Indication 2 -  plaque psoriasis of all severities

approved September 2014

Clinical Trial Results

The FDA approval of Otezla for psoriasis was based on two multicenter, randomized, double-blind, placebo-controlled trials (Studies PSOR-1 and PSOR-2) which enrolled a total of 1,257 subjects 18 years of age and older with moderate to severe plaque psoriasis. Study PSOR-1 enrolled 844 subjects and Study PSOR-2 enrolled 413 subjects. In both studies, subjects were randomized 2:1 to Otezla 30 mg BID or placebo for 16 weeks.
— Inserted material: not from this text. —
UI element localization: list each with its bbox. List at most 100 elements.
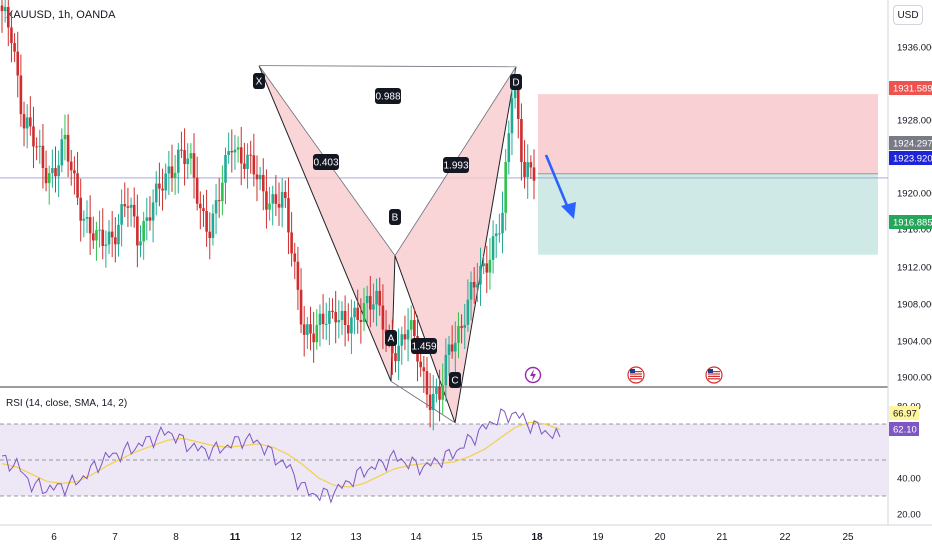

Both studies assessed the proportion of subjects who achieved PASI-75 at Week 16 and the proportion of subjects who achieved a sPGA score of clear (0) or almost clear (1) at Week 16. PSOR-1: PASI-75 placebo: 15 (5.3%) and Otezla: 186 (33.1%). sPGA score placebo 11 (3.9%) and Otezla 122 (21.7%). PSOR-2: PASI-75 placebo: 8 (5.8%) and Otezla 79 (28.8%). sPGA score placebo 6 (4.4%) and Otezla 56 (20.4%).
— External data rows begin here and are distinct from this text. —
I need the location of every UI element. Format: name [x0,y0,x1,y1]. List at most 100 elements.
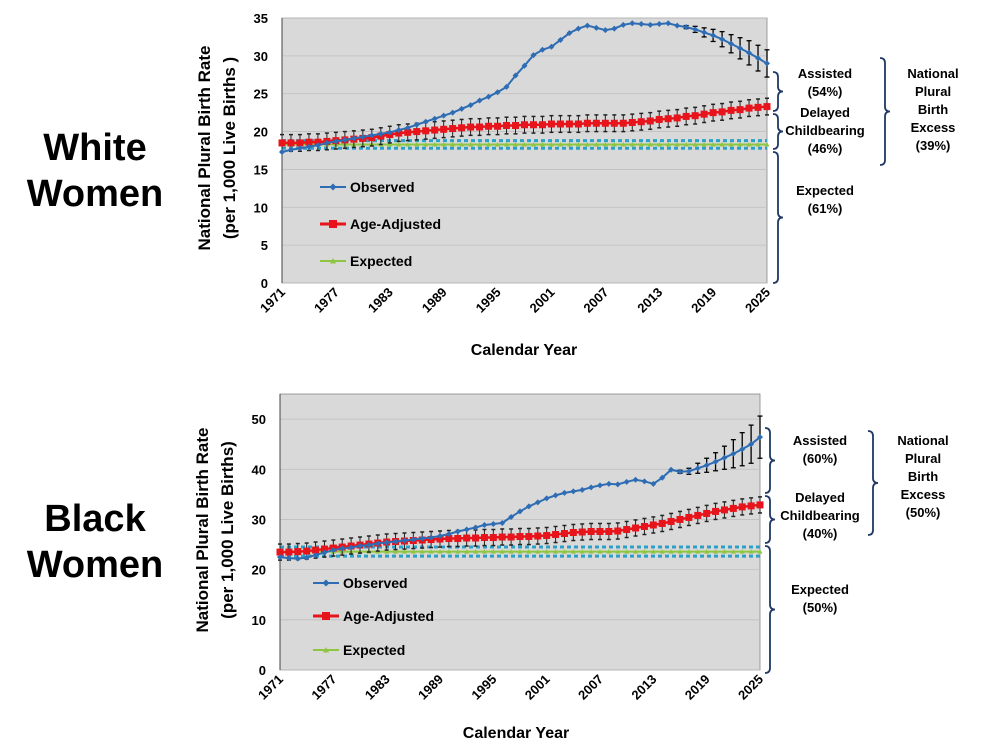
y-tick-label: 20 [252,563,266,578]
y-tick-label: 0 [261,276,268,291]
age-adjusted-point [587,527,595,535]
age-adjusted-point [521,121,528,129]
x-tick-label: 2019 [688,285,719,316]
y-axis-ticks: 0 5 10 15 20 25 30 35 [254,11,283,291]
observed-point [494,89,501,96]
expected-point [396,141,402,147]
age-adjusted-point [583,119,591,127]
plot-area [281,17,768,284]
observed-point [476,97,483,104]
age-adjusted-point [578,528,586,536]
legend-expected: Expected [343,642,405,658]
age-adjusted-point [314,138,322,146]
legend-observed: Observed [343,575,408,591]
age-adjusted-point [628,118,636,126]
age-adjusted-point [467,123,475,131]
observed-point [357,543,363,550]
age-adjusted-point [592,119,600,127]
expected-point [414,141,420,147]
observed-point [525,503,532,510]
expected-point [730,549,736,554]
observed-point [323,139,330,146]
y-tick-label: 15 [254,162,268,177]
age-adjusted-point [664,115,672,123]
observed-point [561,489,568,496]
expected-point [495,141,501,147]
x-tick-label: 2001 [527,285,558,316]
expected-point [710,141,716,147]
age-adjusted-point [556,120,564,128]
expected-point [647,141,653,147]
observed-point [296,145,303,152]
age-adjusted-point [673,114,681,122]
age-adjusted-point [445,535,453,543]
age-adjusted-point [395,129,403,137]
expected-point [539,141,545,147]
age-adjusted-point [440,125,448,133]
expected-point [641,549,647,554]
expected-point [441,141,447,147]
expected-point [677,549,683,554]
x-tick-label: 1995 [473,285,504,316]
age-adjusted-point [480,534,488,542]
age-adjusted-point [507,533,515,541]
observed-point [312,552,319,559]
expected-point [606,549,612,554]
observed-point [440,112,447,119]
curly-bracket [879,57,891,166]
expected-point [683,141,689,147]
x-tick-label: 2001 [522,672,553,703]
age-adjusted-point [632,524,640,532]
expected-point [650,549,656,554]
expected-point [620,141,626,147]
y-tick-label: 35 [254,11,268,26]
age-adjusted-point [534,532,542,540]
expected-point [748,549,754,554]
observed-point [428,534,435,541]
observed-point [508,513,515,520]
age-adjusted-point [736,106,744,114]
expected-point [588,549,594,554]
national-excess-annotation: National Plural Birth Excess (50%) [897,433,949,520]
observed-point [534,499,541,506]
expected-point [561,549,567,554]
observed-point [737,45,744,52]
observed-point [602,27,609,34]
observed-point [730,450,737,457]
age-adjusted-point [614,527,622,535]
observed-point [499,519,506,526]
curly-bracket [772,151,784,284]
y-axis-ticks: 0 10 20 30 40 50 [252,394,281,678]
expected-point [499,549,505,554]
observed-point [721,454,728,461]
expected-point [446,549,452,554]
expected-point [629,141,635,147]
observed-point [377,130,384,137]
x-axis-ticks: 1971 1977 1983 1989 1995 2001 2007 2013 2019 2025 [257,285,773,316]
observed-point [481,521,488,528]
legend-marker [329,220,337,228]
observed-point [694,465,701,472]
gridlines [280,418,760,671]
expected-point [593,141,599,147]
black-women-title: Black Women [26,498,164,586]
observed-point [579,486,586,493]
observed-point [685,468,692,475]
expected-point [473,549,479,554]
expected-point [728,141,734,147]
observed-point [305,143,312,150]
curly-bracket [772,71,784,112]
observed-point [512,72,519,79]
age-adjusted-point [691,112,699,120]
age-adjusted-point [703,509,711,517]
expected-point [668,549,674,554]
x-axis-label: Calendar Year [471,342,577,359]
expected-point [384,549,390,554]
age-adjusted-point [694,511,702,519]
expected-point [633,549,639,554]
observed-point [279,149,285,156]
curly-bracket [772,113,784,150]
observed-point [748,441,755,448]
observed-point [383,539,390,546]
observed-point [668,466,675,473]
Indication 3 - oral ulcers associated with Behçet’s Disease

approved July 2019

Clinical Trial Results

The FDA approval of Otezla for oral ulcers associated with Behçet’s Disease was based on the randomized, placebo-controlled, double-blind Phase 3 RELIEF study evaluating Otezla in 207 adult patients with Behçet’s Disease with active oral ulcers who were previously treated with at least one nonbiologic medication and were candidates for systemic therapy. Results showed Otezla 30 mg BID resulted in a 42.7 point reduction from baseline in the pain of oral ulcers as measured by the visual analog scale (VAS) at week 12, compared with an 18.7 point reduction with placebo. The proportion of patients achieving an oral ulcer complete response (oral ulcer-free) at week 12 was 52.9% in the Otezla arm and 22.3% in the placebo arm. The proportion of patients achieving oral ulcer complete response by week 6 and who remained oral ulcer-free for at least six additional weeks during the 12-week treatment phase was 29.8% in the Otezla arm and 4.9% in the placebo arm. The daily average number of oral ulcers during the 12-week treatment phase was 1.5 in the Otezla arm and 2.6 in the placebo arm (based on oral ulcer counts measured at baseline and at weeks 1, 2, 4, 6, 8, 10 and 12).